Am I the only one who would rather have seen Howard the Duck in that role. Stupid Jar Jar (Mee-sah so annoyed). In any case, with no expectations going into the last of the new series, I actually was pleasantly surprised … mostly. For the first hour and a half, I was enjoying the film. Then Franken-Vader came on screen, clumsily busting loose of his restraints and crying out like his dog had just died. In that moment, Darth Vader became about as menacing as Pauly Shore.

Hayden Christensen should have been replaced for this last film. In Episode II, his character is supposed to be a whiny, petulant teenager. Christensen is great at that. But by this film, Anakin Skywalker is supposed to be headed to manhood, not acting like Mommy wouldn’t buy him a new bike. At this point of the story arc, Anakin needed an actor who could both show his unconditional love for Padme and carry off rage. Sorry, Hayden, that’s not you.

Speaking of Padme, poor Natalie Portman was left adrift in a sea of insipid dialogue and ridiculous fashion sense. Forced to utter such ninth-grade drivel as “Hold me like you did on Naboo” and “You’re breaking my heart”, she becomes not much more than a very attractive set piece. I hope she got paid mucho dinero for these three, because her performances broke my heart and now I need someone to hold me.

Ian McDiarmid was the lone bright spot, portraying a classic bad guy, bent on universal domination. Also, Ewan McGregor was fairly solid, though his character didn’t have much to do but follow Anakin around and eventually beat the snot out of him.
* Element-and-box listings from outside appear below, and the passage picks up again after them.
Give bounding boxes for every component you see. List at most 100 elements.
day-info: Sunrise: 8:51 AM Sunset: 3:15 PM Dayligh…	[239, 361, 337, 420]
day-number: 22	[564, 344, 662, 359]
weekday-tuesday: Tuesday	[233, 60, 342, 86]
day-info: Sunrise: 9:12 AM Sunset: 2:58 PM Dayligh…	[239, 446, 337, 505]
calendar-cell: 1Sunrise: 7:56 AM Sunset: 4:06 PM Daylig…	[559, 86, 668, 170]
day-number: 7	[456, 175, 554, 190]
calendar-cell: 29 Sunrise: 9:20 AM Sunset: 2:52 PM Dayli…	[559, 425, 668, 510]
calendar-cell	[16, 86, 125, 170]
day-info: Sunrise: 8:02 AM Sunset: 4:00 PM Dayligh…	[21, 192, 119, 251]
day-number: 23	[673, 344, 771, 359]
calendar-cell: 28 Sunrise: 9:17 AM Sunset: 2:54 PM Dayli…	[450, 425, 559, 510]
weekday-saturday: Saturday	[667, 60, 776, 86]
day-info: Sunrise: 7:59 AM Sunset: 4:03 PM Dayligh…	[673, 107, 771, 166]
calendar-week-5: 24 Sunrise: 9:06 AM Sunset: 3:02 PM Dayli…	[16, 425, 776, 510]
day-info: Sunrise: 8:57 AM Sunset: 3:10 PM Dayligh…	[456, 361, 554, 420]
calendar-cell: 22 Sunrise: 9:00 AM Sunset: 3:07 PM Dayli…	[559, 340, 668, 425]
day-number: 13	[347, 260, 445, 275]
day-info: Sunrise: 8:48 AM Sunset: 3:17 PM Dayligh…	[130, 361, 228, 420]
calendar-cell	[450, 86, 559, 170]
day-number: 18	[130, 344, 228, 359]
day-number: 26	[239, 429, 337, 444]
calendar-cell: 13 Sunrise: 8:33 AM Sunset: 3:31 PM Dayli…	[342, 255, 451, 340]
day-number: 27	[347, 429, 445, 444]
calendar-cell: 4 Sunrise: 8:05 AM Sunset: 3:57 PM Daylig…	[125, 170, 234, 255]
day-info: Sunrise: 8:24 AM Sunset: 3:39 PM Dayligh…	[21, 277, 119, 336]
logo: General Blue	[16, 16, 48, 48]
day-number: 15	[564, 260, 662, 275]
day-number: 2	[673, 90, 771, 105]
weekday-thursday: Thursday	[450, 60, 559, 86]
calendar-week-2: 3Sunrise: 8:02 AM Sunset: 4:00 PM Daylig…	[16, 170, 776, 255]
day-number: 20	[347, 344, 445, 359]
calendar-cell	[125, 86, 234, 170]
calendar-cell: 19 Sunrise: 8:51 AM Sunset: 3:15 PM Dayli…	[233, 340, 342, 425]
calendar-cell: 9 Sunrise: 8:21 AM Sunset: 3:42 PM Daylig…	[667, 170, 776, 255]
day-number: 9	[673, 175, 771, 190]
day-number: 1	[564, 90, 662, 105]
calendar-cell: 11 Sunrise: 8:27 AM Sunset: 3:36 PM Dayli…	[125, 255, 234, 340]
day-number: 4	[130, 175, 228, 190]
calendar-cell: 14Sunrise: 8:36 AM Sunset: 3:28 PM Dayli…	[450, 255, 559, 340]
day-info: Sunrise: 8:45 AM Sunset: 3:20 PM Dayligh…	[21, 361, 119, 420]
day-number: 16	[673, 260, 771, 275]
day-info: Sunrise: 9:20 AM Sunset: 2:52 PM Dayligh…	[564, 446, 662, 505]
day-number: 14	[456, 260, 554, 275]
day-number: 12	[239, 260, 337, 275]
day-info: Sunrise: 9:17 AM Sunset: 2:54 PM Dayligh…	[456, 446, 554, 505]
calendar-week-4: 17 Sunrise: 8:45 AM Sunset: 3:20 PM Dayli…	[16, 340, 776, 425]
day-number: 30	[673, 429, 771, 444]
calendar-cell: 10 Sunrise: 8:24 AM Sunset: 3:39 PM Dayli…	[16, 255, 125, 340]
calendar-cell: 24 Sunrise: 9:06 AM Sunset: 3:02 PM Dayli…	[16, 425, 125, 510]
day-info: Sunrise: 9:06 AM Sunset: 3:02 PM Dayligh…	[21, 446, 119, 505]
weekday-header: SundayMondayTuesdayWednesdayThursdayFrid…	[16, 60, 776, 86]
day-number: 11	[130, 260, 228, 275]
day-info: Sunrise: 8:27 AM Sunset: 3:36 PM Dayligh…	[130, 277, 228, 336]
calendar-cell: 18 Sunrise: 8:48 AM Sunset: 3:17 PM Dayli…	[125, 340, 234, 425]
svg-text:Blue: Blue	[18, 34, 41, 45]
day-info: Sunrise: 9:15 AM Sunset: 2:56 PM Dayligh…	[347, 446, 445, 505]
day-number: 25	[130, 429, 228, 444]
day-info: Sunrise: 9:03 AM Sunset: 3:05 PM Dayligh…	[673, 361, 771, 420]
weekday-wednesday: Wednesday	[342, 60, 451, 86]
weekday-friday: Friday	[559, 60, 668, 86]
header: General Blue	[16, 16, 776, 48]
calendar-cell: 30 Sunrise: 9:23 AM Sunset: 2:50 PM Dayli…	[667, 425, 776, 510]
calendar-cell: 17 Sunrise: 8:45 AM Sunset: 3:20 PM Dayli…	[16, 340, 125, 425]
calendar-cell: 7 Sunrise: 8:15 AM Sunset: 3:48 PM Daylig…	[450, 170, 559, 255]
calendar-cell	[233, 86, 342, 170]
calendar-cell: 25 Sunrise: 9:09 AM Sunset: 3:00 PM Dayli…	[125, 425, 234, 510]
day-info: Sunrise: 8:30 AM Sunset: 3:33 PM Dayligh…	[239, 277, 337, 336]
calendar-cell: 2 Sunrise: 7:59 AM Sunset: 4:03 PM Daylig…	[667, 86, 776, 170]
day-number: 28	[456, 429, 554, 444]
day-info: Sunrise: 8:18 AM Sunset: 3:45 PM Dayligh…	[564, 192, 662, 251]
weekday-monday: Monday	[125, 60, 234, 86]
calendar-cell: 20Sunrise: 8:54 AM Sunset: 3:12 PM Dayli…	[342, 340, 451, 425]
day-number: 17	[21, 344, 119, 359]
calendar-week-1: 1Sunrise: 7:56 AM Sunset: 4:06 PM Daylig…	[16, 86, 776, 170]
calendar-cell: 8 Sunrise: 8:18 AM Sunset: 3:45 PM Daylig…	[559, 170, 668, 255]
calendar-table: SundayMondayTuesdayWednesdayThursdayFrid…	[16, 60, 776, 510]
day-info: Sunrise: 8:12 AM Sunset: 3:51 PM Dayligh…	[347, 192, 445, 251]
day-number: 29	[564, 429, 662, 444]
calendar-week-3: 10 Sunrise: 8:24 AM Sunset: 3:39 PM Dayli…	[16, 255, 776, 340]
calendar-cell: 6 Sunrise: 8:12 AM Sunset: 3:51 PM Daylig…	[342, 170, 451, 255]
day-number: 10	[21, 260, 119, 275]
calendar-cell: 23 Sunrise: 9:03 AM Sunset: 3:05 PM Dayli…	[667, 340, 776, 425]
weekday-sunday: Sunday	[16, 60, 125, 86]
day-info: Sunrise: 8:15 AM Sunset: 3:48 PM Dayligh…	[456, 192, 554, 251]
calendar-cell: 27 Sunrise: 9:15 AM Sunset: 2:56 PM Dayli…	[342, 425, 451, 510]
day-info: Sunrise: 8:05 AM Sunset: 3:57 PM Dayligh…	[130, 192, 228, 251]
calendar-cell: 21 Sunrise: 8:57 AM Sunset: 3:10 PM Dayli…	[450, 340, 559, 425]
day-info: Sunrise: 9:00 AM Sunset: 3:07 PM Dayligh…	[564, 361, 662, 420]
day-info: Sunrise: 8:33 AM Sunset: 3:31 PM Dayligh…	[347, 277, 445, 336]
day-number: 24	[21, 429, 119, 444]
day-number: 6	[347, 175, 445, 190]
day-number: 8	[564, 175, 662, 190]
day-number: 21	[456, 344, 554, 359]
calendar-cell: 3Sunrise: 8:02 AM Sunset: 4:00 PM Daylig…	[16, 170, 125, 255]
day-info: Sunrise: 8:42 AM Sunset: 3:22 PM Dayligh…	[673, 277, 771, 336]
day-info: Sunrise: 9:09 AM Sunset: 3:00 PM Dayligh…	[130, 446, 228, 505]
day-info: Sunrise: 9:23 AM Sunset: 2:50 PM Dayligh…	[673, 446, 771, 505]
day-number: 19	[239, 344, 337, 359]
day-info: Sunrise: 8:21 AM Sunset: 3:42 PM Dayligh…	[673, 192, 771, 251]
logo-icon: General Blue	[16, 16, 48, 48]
Oops, did I spoil the ending? Good.

The rest of the supporting cast ranged from pretty good (Jimmy Smits) to just plain stupid (Samuel L. Jackson), with none of the blame falling on them in my opinion. Even the best Formula 1 driver needs tires to win a race.

And don’t even get me started on digital Yoda. It was like watching one of those commercials where they have Fred Astaire vacuuming on the ceiling. I felt like someone had robbed a grave or something. Yoda had no soul in these films. Just because Lucas wanted him to have the fighting style of a Rheesus monkey on PCP doesn’t mean he couldn’t have used a puppet once in a while. (Sadly, the puppet was also more believable.)

Yoda’s flaws bring about a key problem with the film – the severe overuse of CGI (as with the last 2 films as well). What made the opening scene in the original “Star Wars” so great was that the ships had a tangible mass to them. They felt at least a little real, whereas even the best computer graphics are still not much more than very good moving paintings, devoid of weight, floating on the screen.

The story to this film was ok, but as mentioned in regards to Portman, the dialogue is tremendously bad. Any Junior High School English teacher would give Lucas an F and bring in his parents for a meeting. It’s too bad no one was able to convince Lucas to hand over his story ideas to a real screenwriter and let someone else sit in the director’s chair. If he had, there was the potential to make three very exciting films. But his need to keep control over all things in a galaxy far, far away left fans feeling gipped all over Earth.

I only wanted three things with this film – closure, Natalie Portman and Jar Jar’s head on a pike. 2 out of 3 will have to do. And a 2 is what this film rates from me. Thank goodness I was able to Jedi mind-trick the theater manager into letting me take in this keg of Foster’s. I needed it.